- 2 cups all-purpose flour
- 3 teaspoons sugar
- 1 cup (2 sticks) Challenge Butter, cut into ½-inch cubes
- 1 (8 oz) package Challenge Cream Cheese
- 1 cup pecans or walnuts, finely chopped
- ¼ cup sugar
- ¼ cup brown sugar
- ¾ teaspoon cinnamon
- 1 egg white beaten with 1 Tablespoon water for brushing dough
- 1 Tablespoon sugar, for sprinkling on top of spirals
1If using a food processor combine flour and sugar, add butter and cream cheese and pulse until mixture just comes together. (If using an electric mixer or mixing by hand, have butter and cream butter at room temperature. Cream butter, cream cheese and sugar then cut in flour until just incorporated.)

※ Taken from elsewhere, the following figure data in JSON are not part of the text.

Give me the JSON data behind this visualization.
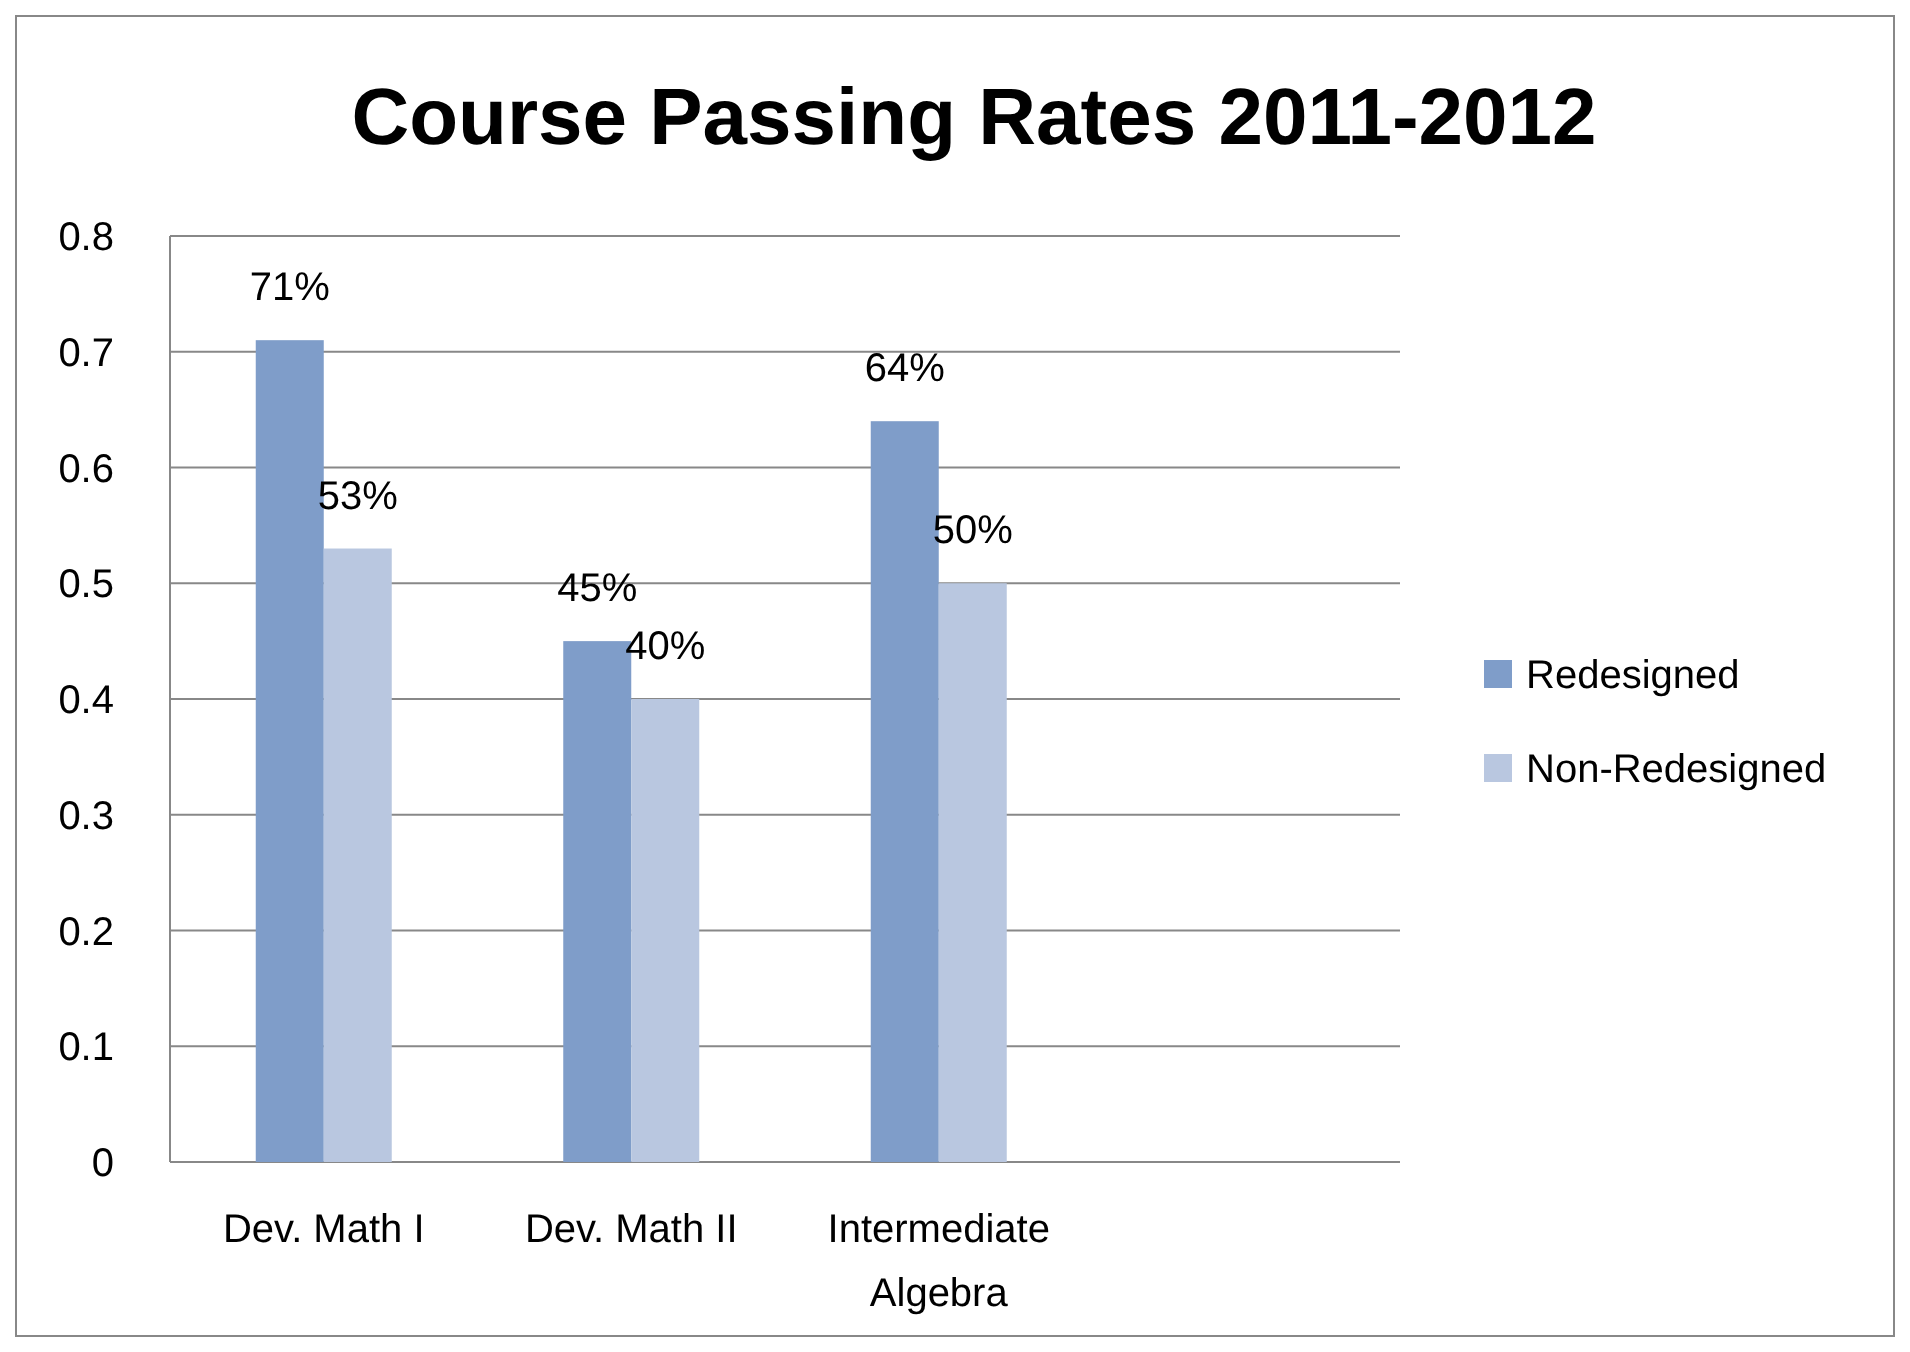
{
  "chart_data": {
    "type": "bar",
    "title": "Course Passing Rates 2011-2012",
    "categories": [
      "Dev. Math I",
      "Dev. Math II",
      "Intermediate Algebra",
      null
    ],
    "series": [
      {
        "name": "Redesigned",
        "color": "#7f9dc9",
        "values": [
          0.71,
          0.45,
          0.64,
          null
        ],
        "value_labels": [
          "71%",
          "45%",
          "64%",
          null
        ]
      },
      {
        "name": "Non-Redesigned",
        "color": "#b9c7e0",
        "values": [
          0.53,
          0.4,
          0.5,
          null
        ],
        "value_labels": [
          "53%",
          "40%",
          "50%",
          null
        ]
      }
    ],
    "ylim": [
      0,
      0.8
    ],
    "yticks": [
      0,
      0.1,
      0.2,
      0.3,
      0.4,
      0.5,
      0.6,
      0.7,
      0.8
    ],
    "grid": "y",
    "legend": "right"
  }
}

2Gather mixture into a ball, divide in half, and flatten each portion into a disk. Wrap in plastic wrap and refrigerate for at least 30 minutes.
3Mix together nuts, sugars and cinnamon for the filling and set aside.

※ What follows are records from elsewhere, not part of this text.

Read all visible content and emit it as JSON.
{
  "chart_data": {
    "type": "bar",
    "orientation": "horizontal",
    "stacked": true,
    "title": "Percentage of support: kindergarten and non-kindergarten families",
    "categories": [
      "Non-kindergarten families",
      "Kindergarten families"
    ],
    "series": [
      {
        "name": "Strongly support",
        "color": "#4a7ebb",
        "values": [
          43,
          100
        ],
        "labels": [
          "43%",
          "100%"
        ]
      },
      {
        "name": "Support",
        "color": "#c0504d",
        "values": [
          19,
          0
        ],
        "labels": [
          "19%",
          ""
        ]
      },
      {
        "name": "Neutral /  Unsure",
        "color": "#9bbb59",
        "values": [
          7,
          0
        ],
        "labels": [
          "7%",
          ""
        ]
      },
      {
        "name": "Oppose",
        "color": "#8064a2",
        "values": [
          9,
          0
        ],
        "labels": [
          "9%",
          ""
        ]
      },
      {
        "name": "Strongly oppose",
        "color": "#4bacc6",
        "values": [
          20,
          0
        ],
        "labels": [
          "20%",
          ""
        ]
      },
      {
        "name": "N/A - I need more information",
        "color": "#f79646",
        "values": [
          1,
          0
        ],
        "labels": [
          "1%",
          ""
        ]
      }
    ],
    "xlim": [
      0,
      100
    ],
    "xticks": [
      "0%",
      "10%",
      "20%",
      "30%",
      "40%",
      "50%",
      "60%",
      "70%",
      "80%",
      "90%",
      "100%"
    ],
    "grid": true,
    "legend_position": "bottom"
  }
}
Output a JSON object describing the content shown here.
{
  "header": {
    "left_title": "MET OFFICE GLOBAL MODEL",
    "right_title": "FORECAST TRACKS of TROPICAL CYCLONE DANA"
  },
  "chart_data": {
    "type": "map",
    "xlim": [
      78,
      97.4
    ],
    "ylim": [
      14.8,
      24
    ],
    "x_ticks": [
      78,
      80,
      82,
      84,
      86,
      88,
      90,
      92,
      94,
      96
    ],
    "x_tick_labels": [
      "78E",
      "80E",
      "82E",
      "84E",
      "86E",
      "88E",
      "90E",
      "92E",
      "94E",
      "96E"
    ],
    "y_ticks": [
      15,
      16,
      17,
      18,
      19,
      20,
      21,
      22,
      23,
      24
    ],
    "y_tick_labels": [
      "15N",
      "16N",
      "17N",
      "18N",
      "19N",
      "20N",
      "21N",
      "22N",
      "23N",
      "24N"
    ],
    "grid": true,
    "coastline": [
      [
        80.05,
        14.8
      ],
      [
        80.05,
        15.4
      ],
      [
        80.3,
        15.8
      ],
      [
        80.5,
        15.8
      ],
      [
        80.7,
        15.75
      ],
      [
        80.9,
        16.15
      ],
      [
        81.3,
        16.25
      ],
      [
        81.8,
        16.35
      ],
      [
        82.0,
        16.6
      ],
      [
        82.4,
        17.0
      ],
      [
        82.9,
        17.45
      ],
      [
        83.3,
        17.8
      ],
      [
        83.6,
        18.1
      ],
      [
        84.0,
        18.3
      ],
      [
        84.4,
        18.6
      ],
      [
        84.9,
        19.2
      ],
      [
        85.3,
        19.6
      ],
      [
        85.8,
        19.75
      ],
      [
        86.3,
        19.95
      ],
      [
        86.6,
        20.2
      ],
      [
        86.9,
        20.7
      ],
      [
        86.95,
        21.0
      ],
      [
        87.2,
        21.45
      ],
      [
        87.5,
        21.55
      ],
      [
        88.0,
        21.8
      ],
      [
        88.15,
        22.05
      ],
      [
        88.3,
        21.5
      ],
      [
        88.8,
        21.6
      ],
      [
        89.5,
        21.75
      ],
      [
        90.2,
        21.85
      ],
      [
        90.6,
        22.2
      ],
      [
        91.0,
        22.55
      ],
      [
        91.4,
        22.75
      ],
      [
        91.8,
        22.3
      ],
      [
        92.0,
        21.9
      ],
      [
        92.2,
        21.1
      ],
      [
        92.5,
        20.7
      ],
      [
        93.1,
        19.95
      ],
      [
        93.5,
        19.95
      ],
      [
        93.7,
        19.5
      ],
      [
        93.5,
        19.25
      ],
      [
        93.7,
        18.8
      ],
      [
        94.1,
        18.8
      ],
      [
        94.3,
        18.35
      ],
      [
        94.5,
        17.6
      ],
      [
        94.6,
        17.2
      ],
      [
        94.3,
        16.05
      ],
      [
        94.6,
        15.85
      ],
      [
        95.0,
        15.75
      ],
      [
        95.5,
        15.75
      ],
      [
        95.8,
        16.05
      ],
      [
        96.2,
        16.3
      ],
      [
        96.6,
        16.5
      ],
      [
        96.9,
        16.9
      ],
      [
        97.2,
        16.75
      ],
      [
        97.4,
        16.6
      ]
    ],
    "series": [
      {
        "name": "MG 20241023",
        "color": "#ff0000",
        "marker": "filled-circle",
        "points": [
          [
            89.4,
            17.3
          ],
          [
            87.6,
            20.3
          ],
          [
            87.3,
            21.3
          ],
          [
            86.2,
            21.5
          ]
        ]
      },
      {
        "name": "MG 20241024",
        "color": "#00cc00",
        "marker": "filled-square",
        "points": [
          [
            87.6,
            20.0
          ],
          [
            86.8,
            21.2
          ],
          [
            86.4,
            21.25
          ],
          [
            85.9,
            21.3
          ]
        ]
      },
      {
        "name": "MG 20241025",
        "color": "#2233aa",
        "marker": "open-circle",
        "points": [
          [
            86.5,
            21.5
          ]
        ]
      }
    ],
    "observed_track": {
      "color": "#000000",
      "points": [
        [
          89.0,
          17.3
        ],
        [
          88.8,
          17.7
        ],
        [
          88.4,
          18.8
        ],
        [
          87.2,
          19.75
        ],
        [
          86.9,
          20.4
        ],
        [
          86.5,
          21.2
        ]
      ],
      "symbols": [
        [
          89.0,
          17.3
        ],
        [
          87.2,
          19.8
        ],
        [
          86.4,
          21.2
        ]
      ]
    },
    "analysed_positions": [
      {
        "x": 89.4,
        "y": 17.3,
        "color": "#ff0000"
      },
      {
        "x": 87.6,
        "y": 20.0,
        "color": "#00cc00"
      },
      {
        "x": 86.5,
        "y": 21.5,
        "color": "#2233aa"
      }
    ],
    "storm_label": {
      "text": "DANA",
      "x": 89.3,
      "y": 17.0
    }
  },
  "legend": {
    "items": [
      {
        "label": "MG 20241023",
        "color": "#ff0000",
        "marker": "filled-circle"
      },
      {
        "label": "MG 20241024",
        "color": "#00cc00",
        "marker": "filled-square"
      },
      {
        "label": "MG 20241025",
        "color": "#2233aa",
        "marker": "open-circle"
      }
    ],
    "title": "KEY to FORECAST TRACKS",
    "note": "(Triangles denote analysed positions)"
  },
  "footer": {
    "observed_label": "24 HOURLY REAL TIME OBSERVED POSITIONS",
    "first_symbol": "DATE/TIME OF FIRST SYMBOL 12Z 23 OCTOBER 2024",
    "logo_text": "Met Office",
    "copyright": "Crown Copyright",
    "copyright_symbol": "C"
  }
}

4Preheat oven to 350° F. Lightly butter 2 large cookie sheets.
5Working with one disc of dough at a time, roll dough out, on a lightly floured surface, into a circle that is about 11-inches in diameter. Use a dinner plate (10½- inch) as a guide and trim the circle ¼ -inch outside the plate edge.
6Brush the dough with the egg white mixture and sprinkle with half the filling mixture.

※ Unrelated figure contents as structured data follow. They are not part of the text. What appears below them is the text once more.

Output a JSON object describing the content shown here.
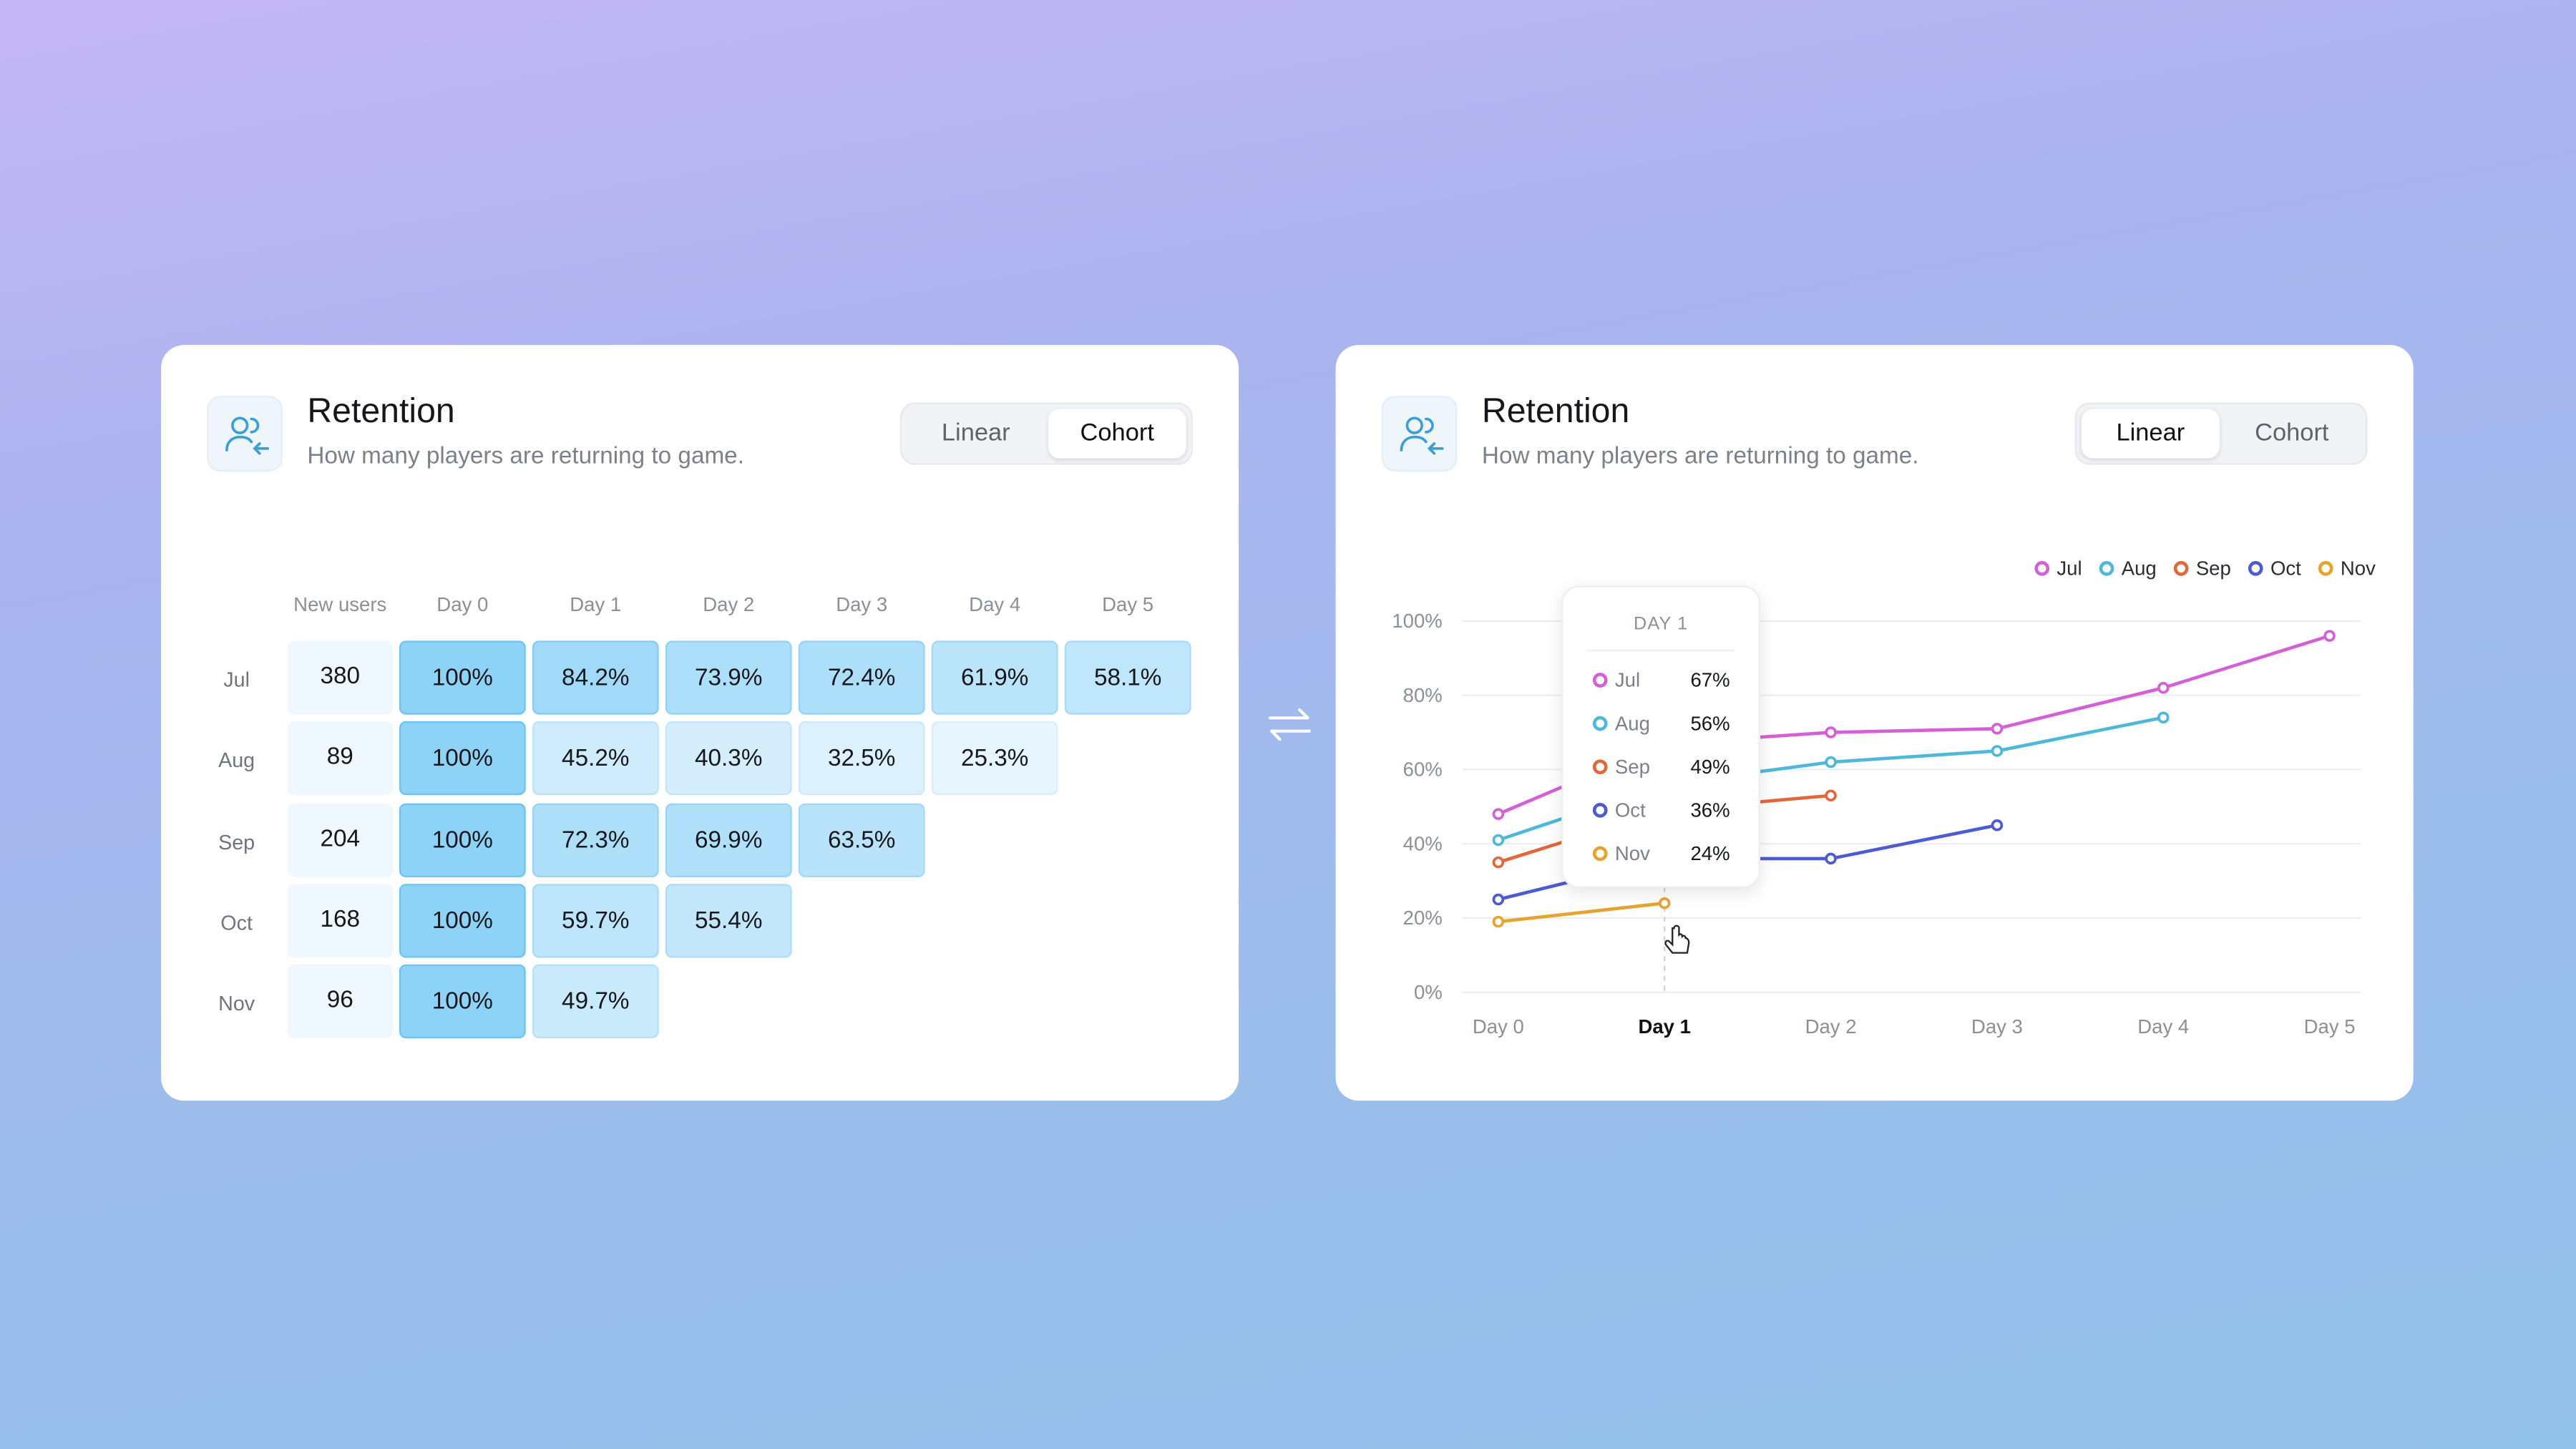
{
  "cohort_card": {
    "title": "Retention",
    "subtitle": "How many players are returning to game.",
    "toggle": [
      "Linear",
      "Cohort"
    ],
    "selected": "Cohort",
    "table": {
      "columns": [
        "New users",
        "Day 0",
        "Day 1",
        "Day 2",
        "Day 3",
        "Day 4",
        "Day 5"
      ],
      "row_labels": [
        "Jul",
        "Aug",
        "Sep",
        "Oct",
        "Nov"
      ],
      "rows": [
        [
          "380",
          "100%",
          "84.2%",
          "73.9%",
          "72.4%",
          "61.9%",
          "58.1%"
        ],
        [
          "89",
          "100%",
          "45.2%",
          "40.3%",
          "32.5%",
          "25.3%"
        ],
        [
          "204",
          "100%",
          "72.3%",
          "69.9%",
          "63.5%"
        ],
        [
          "168",
          "100%",
          "59.7%",
          "55.4%"
        ],
        [
          "96",
          "100%",
          "49.7%"
        ]
      ]
    }
  },
  "chart_card": {
    "title": "Retention",
    "subtitle": "How many players are returning to game.",
    "toggle": [
      "Linear",
      "Cohort"
    ],
    "selected": "Linear"
  },
  "chart_data": {
    "type": "line",
    "categories": [
      "Day 0",
      "Day 1",
      "Day 2",
      "Day 3",
      "Day 4",
      "Day 5"
    ],
    "series": [
      {
        "name": "Jul",
        "color": "#d45fd6",
        "values": [
          48,
          67,
          70,
          71,
          82,
          96
        ]
      },
      {
        "name": "Aug",
        "color": "#4fb8d8",
        "values": [
          41,
          56,
          62,
          65,
          74,
          null
        ]
      },
      {
        "name": "Sep",
        "color": "#e0683a",
        "values": [
          35,
          49,
          53,
          null,
          null,
          null
        ]
      },
      {
        "name": "Oct",
        "color": "#4d5bd0",
        "values": [
          25,
          36,
          36,
          45,
          null,
          null
        ]
      },
      {
        "name": "Nov",
        "color": "#e6a32e",
        "values": [
          19,
          24,
          null,
          null,
          null,
          null
        ]
      }
    ],
    "ylim": [
      0,
      100
    ],
    "yticks": [
      {
        "value": 0,
        "label": "0%"
      },
      {
        "value": 20,
        "label": "20%"
      },
      {
        "value": 40,
        "label": "40%"
      },
      {
        "value": 60,
        "label": "60%"
      },
      {
        "value": 80,
        "label": "80%"
      },
      {
        "value": 100,
        "label": "100%"
      }
    ],
    "grid": true,
    "legend": "top-right",
    "tooltip": {
      "title": "DAY 1",
      "labels": [
        "67%",
        "56%",
        "49%",
        "36%",
        "24%"
      ]
    }
  }
}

7Cut the dough circle into 16 wedges. (Cut into quarters and then cut each quarter into 4 sections.)
8Starting from the outside portion each wedge, roll up each portion to form a spiral.
9Place spirals on prepared cookie sheet. Brush spirals with egg white mixture and sprinkle with sugar.
10Repeat with second dough disk.
11Bake 15-20 minutes or until golden brown.